Вспомни о Флебе | Страница: 25

  • Georgia
  • Verdana
  • Tahoma
  • Symbol
  • Arial
16
px

Культура (еще в те времена, когда об Идиранской войне не было и речи) делала ставку не столько на человеческий мозг, сколько на свои машины: сначала шли интеллектуальные гиганты, затем менее впечатляющие, но все же разумные машины, после них – быстродействующие, но основанные на формальной логике и предсказуемые компьютеры, и наконец – мельчайшие чипы (например, в микроракетах), едва ли более разумные, чем мухи. Объяснялось это тем, что Культура считала себя рационально устроенным обществом, и машины, пусть даже наделенные сознанием, были в большей степени способны достигнуть этого вожделенного состояния, а достигнув – более эффективно пользоваться своим положением. Культуру это устраивало.

Кроме того, это позволяло людям Культуры заниматься действительно важными вещами – спортом, играми, любовью, изучением мертвых языков, варварских обществ и нерешаемых проблем, а также покорением горных вершин без страховочных приспособлений.

Неправильное истолкование этой ситуации могло навести на такую мысль: стоит Разумам Культуры обнаружить, что некоторые гуманоиды фактически способны быть с ними на равных и даже превзойти их в умении правильно оценить тот или иной ряд фактов, как это приведет к возмущению машин и короткому замыканию в их цепях. Однако подобное допущение было бы неверным. Разумы приходили в восторг от того, что человеческий мозг с его хаотическим набором невысоких умственных способностей может вследствие некоего движения нейронов выдать решение проблемы, и это решение будет ничуть не хуже их собственного. Конечно, этому существовало объяснение: вероятно, такие способности были связаны с особой причинно-следственной логикой, понять которую не могли даже самые могущественные, почти богоподобные Разумы. Кроме того, вполне вероятно, что тут играла свою роль и чистая случайность, закон больших чисел.

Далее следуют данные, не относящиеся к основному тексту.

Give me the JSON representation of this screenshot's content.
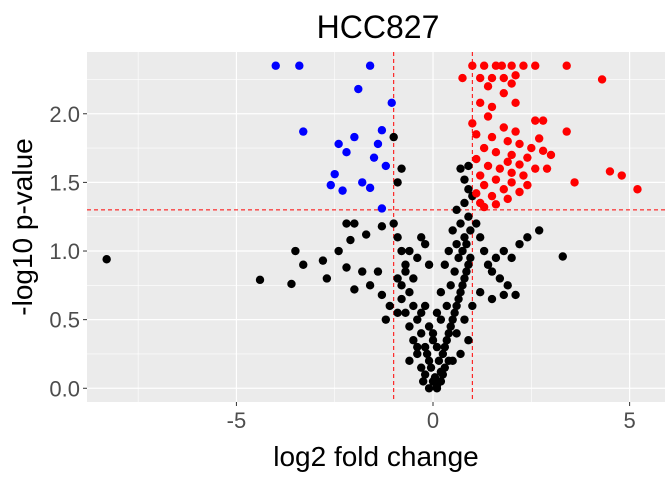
{
  "chart_data": {
    "type": "scatter",
    "title": "HCC827",
    "xlabel": "log2 fold change",
    "ylabel": "-log10 p-value",
    "xlim": [
      -8.8,
      5.9
    ],
    "ylim": [
      -0.1,
      2.45
    ],
    "x_ticks": [
      -5,
      0,
      5
    ],
    "x_tick_labels": [
      "-5",
      "0",
      "5"
    ],
    "y_ticks": [
      0.0,
      0.5,
      1.0,
      1.5,
      2.0
    ],
    "y_tick_labels": [
      "0.0",
      "0.5",
      "1.0",
      "1.5",
      "2.0"
    ],
    "grid": true,
    "legend": "none",
    "background": "#ebebeb",
    "thresholds": {
      "x": [
        -1,
        1
      ],
      "y": 1.3,
      "color": "#ff0000"
    },
    "colors": {
      "down": "#0000ff",
      "up": "#ff0000",
      "ns": "#000000"
    },
    "series": [
      {
        "group": "down",
        "points": [
          [
            -4.0,
            2.35
          ],
          [
            -3.4,
            2.35
          ],
          [
            -1.6,
            2.35
          ],
          [
            -1.9,
            2.18
          ],
          [
            -1.05,
            2.08
          ],
          [
            -3.3,
            1.87
          ],
          [
            -1.3,
            1.88
          ],
          [
            -2.0,
            1.83
          ],
          [
            -1.4,
            1.78
          ],
          [
            -2.4,
            1.78
          ],
          [
            -2.2,
            1.72
          ],
          [
            -1.5,
            1.68
          ],
          [
            -1.2,
            1.62
          ],
          [
            -2.5,
            1.56
          ],
          [
            -1.8,
            1.5
          ],
          [
            -2.6,
            1.48
          ],
          [
            -2.3,
            1.44
          ],
          [
            -1.6,
            1.46
          ],
          [
            -1.3,
            1.31
          ]
        ]
      },
      {
        "group": "up",
        "points": [
          [
            1.0,
            2.35
          ],
          [
            1.3,
            2.35
          ],
          [
            1.6,
            2.35
          ],
          [
            1.75,
            2.35
          ],
          [
            2.0,
            2.35
          ],
          [
            2.3,
            2.35
          ],
          [
            2.6,
            2.35
          ],
          [
            3.4,
            2.35
          ],
          [
            0.75,
            2.26
          ],
          [
            1.2,
            2.26
          ],
          [
            1.5,
            2.26
          ],
          [
            1.8,
            2.26
          ],
          [
            2.1,
            2.28
          ],
          [
            2.0,
            2.22
          ],
          [
            4.3,
            2.25
          ],
          [
            1.4,
            2.2
          ],
          [
            1.8,
            2.15
          ],
          [
            2.1,
            2.08
          ],
          [
            1.2,
            2.08
          ],
          [
            1.5,
            2.05
          ],
          [
            1.4,
            1.98
          ],
          [
            2.6,
            1.95
          ],
          [
            2.8,
            1.95
          ],
          [
            1.0,
            1.93
          ],
          [
            1.8,
            1.9
          ],
          [
            2.1,
            1.87
          ],
          [
            3.4,
            1.87
          ],
          [
            1.1,
            1.85
          ],
          [
            1.5,
            1.83
          ],
          [
            2.7,
            1.82
          ],
          [
            1.9,
            1.8
          ],
          [
            2.2,
            1.78
          ],
          [
            2.5,
            1.75
          ],
          [
            2.8,
            1.73
          ],
          [
            1.3,
            1.75
          ],
          [
            1.6,
            1.72
          ],
          [
            2.0,
            1.7
          ],
          [
            2.4,
            1.68
          ],
          [
            3.0,
            1.7
          ],
          [
            1.1,
            1.67
          ],
          [
            1.9,
            1.65
          ],
          [
            2.2,
            1.63
          ],
          [
            2.6,
            1.6
          ],
          [
            1.4,
            1.62
          ],
          [
            1.7,
            1.6
          ],
          [
            2.0,
            1.57
          ],
          [
            2.3,
            1.55
          ],
          [
            2.9,
            1.6
          ],
          [
            4.5,
            1.58
          ],
          [
            4.8,
            1.55
          ],
          [
            1.2,
            1.55
          ],
          [
            1.6,
            1.52
          ],
          [
            2.0,
            1.5
          ],
          [
            2.4,
            1.48
          ],
          [
            3.6,
            1.5
          ],
          [
            1.3,
            1.48
          ],
          [
            1.8,
            1.45
          ],
          [
            2.2,
            1.43
          ],
          [
            5.2,
            1.45
          ],
          [
            1.1,
            1.42
          ],
          [
            1.5,
            1.4
          ],
          [
            1.9,
            1.38
          ],
          [
            1.2,
            1.35
          ],
          [
            1.3,
            1.32
          ],
          [
            1.6,
            1.34
          ]
        ]
      },
      {
        "group": "ns",
        "points": [
          [
            -8.3,
            0.94
          ],
          [
            -4.4,
            0.79
          ],
          [
            -3.6,
            0.76
          ],
          [
            -3.3,
            0.9
          ],
          [
            -2.8,
            0.93
          ],
          [
            -2.7,
            0.8
          ],
          [
            -2.2,
            0.88
          ],
          [
            -1.8,
            0.85
          ],
          [
            -1.4,
            0.85
          ],
          [
            -2.0,
            0.72
          ],
          [
            -1.6,
            0.75
          ],
          [
            -1.3,
            0.68
          ],
          [
            -2.4,
            1.0
          ],
          [
            -2.1,
            1.08
          ],
          [
            -1.7,
            1.12
          ],
          [
            -1.3,
            1.18
          ],
          [
            -1.0,
            1.83
          ],
          [
            -0.8,
            1.6
          ],
          [
            -0.9,
            1.5
          ],
          [
            -2.0,
            1.2
          ],
          [
            -2.2,
            1.2
          ],
          [
            -3.5,
            1.0
          ],
          [
            -1.0,
            1.2
          ],
          [
            -0.9,
            1.1
          ],
          [
            -0.8,
            1.0
          ],
          [
            -0.7,
            0.85
          ],
          [
            -0.9,
            0.8
          ],
          [
            -0.6,
            0.7
          ],
          [
            -0.8,
            0.65
          ],
          [
            -0.5,
            0.6
          ],
          [
            -0.7,
            0.55
          ],
          [
            -0.4,
            0.5
          ],
          [
            -0.6,
            0.45
          ],
          [
            -0.3,
            0.4
          ],
          [
            -0.5,
            0.35
          ],
          [
            -0.2,
            0.3
          ],
          [
            -0.4,
            0.25
          ],
          [
            -0.1,
            0.2
          ],
          [
            -0.3,
            0.15
          ],
          [
            -0.2,
            0.1
          ],
          [
            0.0,
            0.05
          ],
          [
            0.1,
            0.02
          ],
          [
            -0.1,
            0.0
          ],
          [
            0.05,
            0.08
          ],
          [
            0.2,
            0.12
          ],
          [
            -0.05,
            0.15
          ],
          [
            0.15,
            0.2
          ],
          [
            0.25,
            0.25
          ],
          [
            0.3,
            0.3
          ],
          [
            0.35,
            0.35
          ],
          [
            0.4,
            0.4
          ],
          [
            0.45,
            0.45
          ],
          [
            0.5,
            0.5
          ],
          [
            0.55,
            0.55
          ],
          [
            0.6,
            0.6
          ],
          [
            0.65,
            0.65
          ],
          [
            0.7,
            0.7
          ],
          [
            0.75,
            0.75
          ],
          [
            0.8,
            0.8
          ],
          [
            0.85,
            0.85
          ],
          [
            0.9,
            0.9
          ],
          [
            0.95,
            0.95
          ],
          [
            0.4,
            1.0
          ],
          [
            0.6,
            1.05
          ],
          [
            0.8,
            1.1
          ],
          [
            0.5,
            1.15
          ],
          [
            0.7,
            1.2
          ],
          [
            0.9,
            1.25
          ],
          [
            0.3,
            0.9
          ],
          [
            0.2,
            0.7
          ],
          [
            0.1,
            0.55
          ],
          [
            0.0,
            0.4
          ],
          [
            0.2,
            0.5
          ],
          [
            0.35,
            0.6
          ],
          [
            0.45,
            0.75
          ],
          [
            0.55,
            0.85
          ],
          [
            0.65,
            0.95
          ],
          [
            0.75,
            1.0
          ],
          [
            0.85,
            1.05
          ],
          [
            0.95,
            1.15
          ],
          [
            1.1,
            1.2
          ],
          [
            1.2,
            1.1
          ],
          [
            1.3,
            1.0
          ],
          [
            1.4,
            0.9
          ],
          [
            1.5,
            0.85
          ],
          [
            1.6,
            0.95
          ],
          [
            1.8,
            1.0
          ],
          [
            2.0,
            0.95
          ],
          [
            2.2,
            1.05
          ],
          [
            1.7,
            0.8
          ],
          [
            1.9,
            0.75
          ],
          [
            1.2,
            0.7
          ],
          [
            1.5,
            0.65
          ],
          [
            1.8,
            0.68
          ],
          [
            2.1,
            0.68
          ],
          [
            2.4,
            1.1
          ],
          [
            2.7,
            1.15
          ],
          [
            3.3,
            0.96
          ],
          [
            1.0,
            0.6
          ],
          [
            0.8,
            0.5
          ],
          [
            0.6,
            0.4
          ],
          [
            0.9,
            0.35
          ],
          [
            0.7,
            0.25
          ],
          [
            0.5,
            0.2
          ],
          [
            0.3,
            0.15
          ],
          [
            0.6,
            1.3
          ],
          [
            0.8,
            1.35
          ],
          [
            0.9,
            1.45
          ],
          [
            0.8,
            1.52
          ],
          [
            1.0,
            1.4
          ],
          [
            0.7,
            1.6
          ],
          [
            0.9,
            1.62
          ],
          [
            -0.3,
            1.1
          ],
          [
            -0.2,
            1.05
          ],
          [
            -0.1,
            0.9
          ],
          [
            -0.4,
            0.95
          ],
          [
            -0.5,
            0.8
          ],
          [
            -0.2,
            0.6
          ],
          [
            -0.3,
            0.55
          ],
          [
            -0.1,
            0.45
          ],
          [
            0.0,
            0.35
          ],
          [
            0.1,
            0.3
          ],
          [
            -0.15,
            0.25
          ],
          [
            0.25,
            0.1
          ],
          [
            -0.25,
            0.05
          ],
          [
            0.1,
            0.0
          ],
          [
            -0.4,
            0.3
          ],
          [
            -0.6,
            0.2
          ],
          [
            0.4,
            0.2
          ],
          [
            0.2,
            0.05
          ],
          [
            -0.7,
            0.9
          ],
          [
            -0.6,
            1.0
          ],
          [
            -0.8,
            0.75
          ],
          [
            -1.1,
            0.6
          ],
          [
            -1.2,
            0.5
          ],
          [
            -0.9,
            0.55
          ]
        ]
      }
    ]
  }
}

Население Культуры в общей сложности превышало восемнадцать триллионов человек, и почти все они были хорошо ухожены, прекрасно образованы и имели живой ум, но только тридцать или сорок из них обладали этой необыкновенной способностью прогнозировать и оценивать события на равных с хорошо информированными Разумами (которых уже существовало много сотен тысяч). Не исключалось, что это просто удачное стечение обстоятельств – если в течение некоторого времени подбрасывать в воздух восемнадцать триллионов монеток, то некоторые из них много-много раз подряд будут падать одной стороной.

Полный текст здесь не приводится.